Robust logistic regression

Corey Yanofsky writes:

In your work, you’ve robustificated logistic regression by having the logit function saturate at, e.g., 0.01 and 0.99, instead of 0 and 1. Do you have any thoughts on a sensible setting for the saturation values? My intuition suggests that it has something to do with proportion of outliers expected in the data (assuming a reasonable model fit).

It would be desirable to have them fit in the model, but my intuition is that integrability of the posterior distribution might become an issue.

My reply: it should be no problem to put these saturation values in the model, I bet it would work fine in Stan if you give them uniform (0,.1) priors or something like that. Or you could just fit the robit model.

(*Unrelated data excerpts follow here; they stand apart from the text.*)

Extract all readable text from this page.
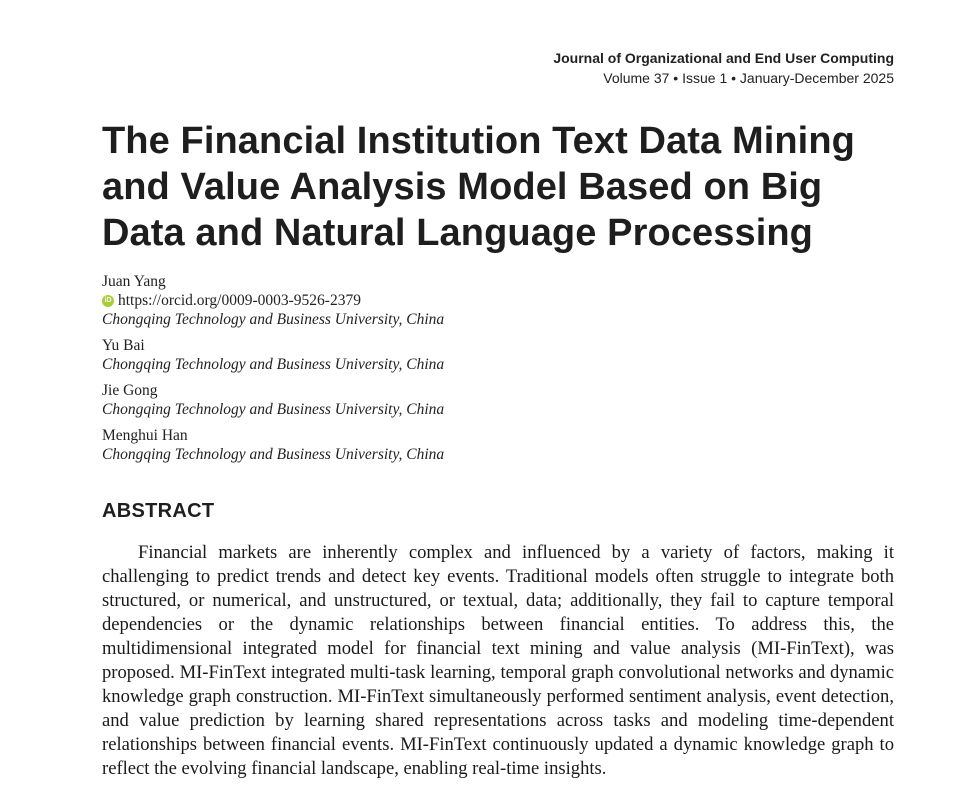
Journal of Organizational and End User Computing
Volume 37 • Issue 1 • January-December 2025
The Financial Institution Text Data Mining and Value Analysis Model Based on Big Data and Natural Language Processing
Juan Yang
iD https://orcid.org/0009-0003-9526-2379
Chongqing Technology and Business University, China
Yu Bai
Chongqing Technology and Business University, China
Jie Gong
Chongqing Technology and Business University, China
Menghui Han
Chongqing Technology and Business University, China
ABSTRACT

Financial markets are inherently complex and influenced by a variety of factors, making it challenging to predict trends and detect key events. Traditional models often struggle to integrate both structured, or numerical, and unstructured, or textual, data; additionally, they fail to capture temporal dependencies or the dynamic relationships between financial entities. To address this, the multidimensional integrated model for financial text mining and value analysis (MI-FinText), was proposed. MI-FinText integrated multi-task learning, temporal graph convolutional networks and dynamic knowledge graph construction. MI-FinText simultaneously performed sentiment analysis, event detection, and value prediction by learning shared representations across tasks and modeling time-dependent relationships between financial events. MI-FinText continuously updated a dynamic knowledge graph to reflect the evolving financial landscape, enabling real-time insights.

And this reminds me . . . I’ve been told that when Stan’s on its optimization setting, it fits generalized linear models just about as fast as regular glm or bayesglm in R. This suggests to me that we should have some precompiled regression models in Stan, then we could run all those regressions that way, and we could feel free to use whatever priors we want.

9 Comments

  1. Fernando says:

    “robustificated”

    My heart bleeds for the English language.

  2. Thinkling says:

    Enough with the neologery!

  3. Mitzi Morris says:

    “I’ve been told that when Stan’s on its optimization setting, it fits generalized linear models just about as fast as regular glm”
    really? I’ve been told that’s not happening until Stan 2.0.

    • Marcus says:

      The new optimization work won’t be released until Stan 2.0, however it is already in the development branch of the git repository.

  4. Peter Meilstrup says:

    Wichmann and Hill’s two papers on fitting psychometric data (they come up if you google “wichmann hill psychometric”) explore this question in some detail.

    The R package “psyphy” has some prebuilt saturating logit and probit link functions that plug into the GLM command.